Mexico prison
Police officers stands guard inside a state prison in Apodaca, on the outskirts of Monterrey Reuters

At least 44 inmates were killed during a prison riot near the northern Mexican city of Monterrey on Sunday.

Some of the victims were beaten, stabbed and stoned to death when a fight between rival gang members broke out at the Apodaca prison in Nuevo Leon state around 2 a.m. Authorities are investigating whether the riot was staged to cover up a jailbreak.

We can't rule out the possibility that some prisoners escaped, which also could be a motive if the fight started as a distraction, Jorge Domene, security spokesman for the Nuevo Leon state government, told Reuters.

Members of rival drug cartels Los Zetas and the Gulf Cartel are normally kept separate, but somehow clashed inside the grounds, leaving authorities to suspect that one or multiple guards could have been involved in the incident. The jail's director and all 17 guards have been detained for questioning.
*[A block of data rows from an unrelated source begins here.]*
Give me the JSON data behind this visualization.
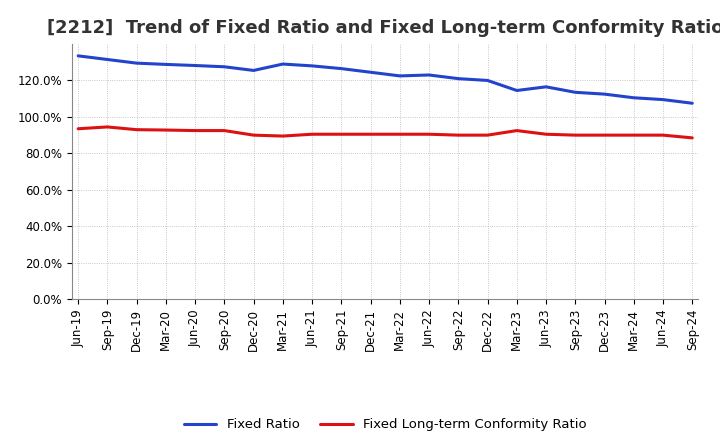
{
  "title": "[2212]  Trend of Fixed Ratio and Fixed Long-term Conformity Ratio",
  "x_labels": [
    "Jun-19",
    "Sep-19",
    "Dec-19",
    "Mar-20",
    "Jun-20",
    "Sep-20",
    "Dec-20",
    "Mar-21",
    "Jun-21",
    "Sep-21",
    "Dec-21",
    "Mar-22",
    "Jun-22",
    "Sep-22",
    "Dec-22",
    "Mar-23",
    "Jun-23",
    "Sep-23",
    "Dec-23",
    "Mar-24",
    "Jun-24",
    "Sep-24"
  ],
  "fixed_ratio": [
    133.5,
    131.5,
    129.5,
    128.8,
    128.2,
    127.5,
    125.5,
    129.0,
    128.0,
    126.5,
    124.5,
    122.5,
    123.0,
    121.0,
    120.0,
    114.5,
    116.5,
    113.5,
    112.5,
    110.5,
    109.5,
    107.5
  ],
  "fixed_lt_ratio": [
    93.5,
    94.5,
    93.0,
    92.8,
    92.5,
    92.5,
    90.0,
    89.5,
    90.5,
    90.5,
    90.5,
    90.5,
    90.5,
    90.0,
    90.0,
    92.5,
    90.5,
    90.0,
    90.0,
    90.0,
    90.0,
    88.5
  ],
  "line_color_blue": "#2244cc",
  "line_color_red": "#dd1111",
  "background_color": "#ffffff",
  "grid_color": "#999999",
  "ylim": [
    0,
    140
  ],
  "yticks": [
    0,
    20,
    40,
    60,
    80,
    100,
    120
  ],
  "legend_fixed_ratio": "Fixed Ratio",
  "legend_fixed_lt": "Fixed Long-term Conformity Ratio",
  "title_fontsize": 13,
  "tick_fontsize": 8.5,
  "linewidth": 2.2
}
The Nuevo Leon prison was reportedly 180 percent over capacity, with a total of 2,500 inmates inside its close quarters. Around 70 percent of them had yet to be convicted. Overcrowding, which is rampant in prisons in Mexico and Latin America, exacerbates the dangers of such incidents.
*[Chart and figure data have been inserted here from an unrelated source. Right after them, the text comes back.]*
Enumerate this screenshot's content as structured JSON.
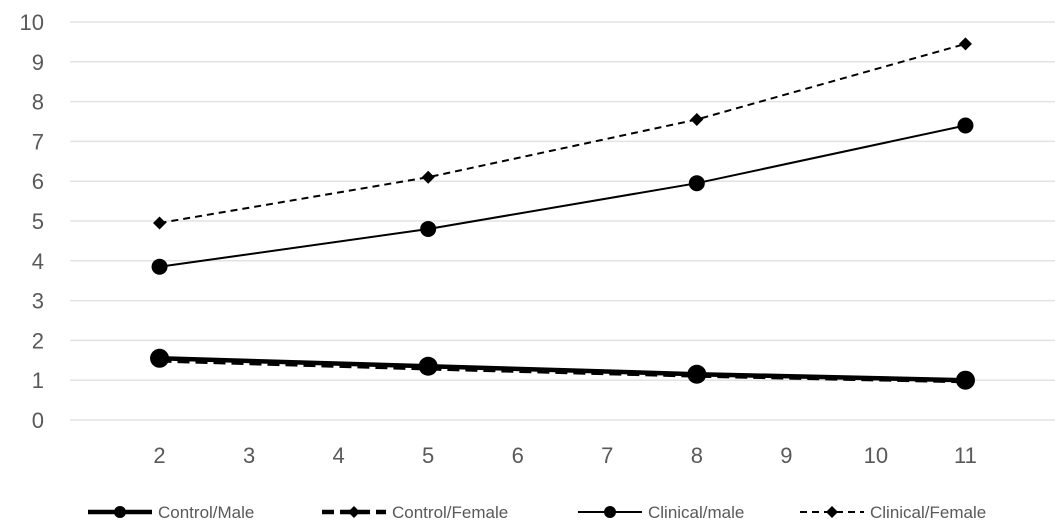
{
  "chart_data": {
    "type": "line",
    "title": "",
    "xlabel": "",
    "ylabel": "",
    "x": [
      2,
      5,
      8,
      11
    ],
    "xticks": [
      2,
      3,
      4,
      5,
      6,
      7,
      8,
      9,
      10,
      11
    ],
    "yticks": [
      0,
      1,
      2,
      3,
      4,
      5,
      6,
      7,
      8,
      9,
      10
    ],
    "ylim": [
      0,
      10
    ],
    "grid": "horizontal",
    "legend_position": "bottom",
    "series": [
      {
        "name": "Control/Male",
        "values": [
          1.55,
          1.35,
          1.15,
          1.0
        ],
        "line": "solid-thick",
        "marker": "circle",
        "color": "#000000"
      },
      {
        "name": "Control/Female",
        "values": [
          1.5,
          1.3,
          1.12,
          0.98
        ],
        "line": "dashed-thick",
        "marker": "diamond",
        "color": "#000000"
      },
      {
        "name": "Clinical/male",
        "values": [
          3.85,
          4.8,
          5.95,
          7.4
        ],
        "line": "solid",
        "marker": "circle",
        "color": "#000000"
      },
      {
        "name": "Clinical/Female",
        "values": [
          4.95,
          6.1,
          7.55,
          9.45
        ],
        "line": "dashed",
        "marker": "diamond",
        "color": "#000000"
      }
    ]
  }
}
Last week, a fire spread across a prison in Comayagua, Honduras. The prison held nearly 900 people -- double its capacity -- many of whom had yet to be charged with a crime. They were watched by just six guards who shared one set of keys. When the fire started, the guards fled without freeing many of the inmates, who suffocated and were burned to death inside their locked cells. A total of 359 people died in the incident.

A crackdown against the narcotics trade in Mexico and Honduras has been blamed for prison overcrowding, which in turn clogs the judicial system. Many prisoners are left behind bars waiting for trial for months.

''You have this tremendous public security crisis and the quick answer that prevailed for all of these years is 'iron fist,''' said Jose Miguel Vivanco, Americas director for Human Rights Watch.

''By 'iron fist' you mean increasing penalties, making it more difficult for prisoners to get out of prison,'' he said.

Prison riots are common in Venezuela, where the country's 30 federal prisons are designed to hold 12,000 inmates but actually have closer to 50,000 inside.

In the first six months of 2011, more than 150 prisoners died in Venezuelan prisons, according to CNN, including 19 last June when inmates took over a section of the El Rodeo I prison near Caracas.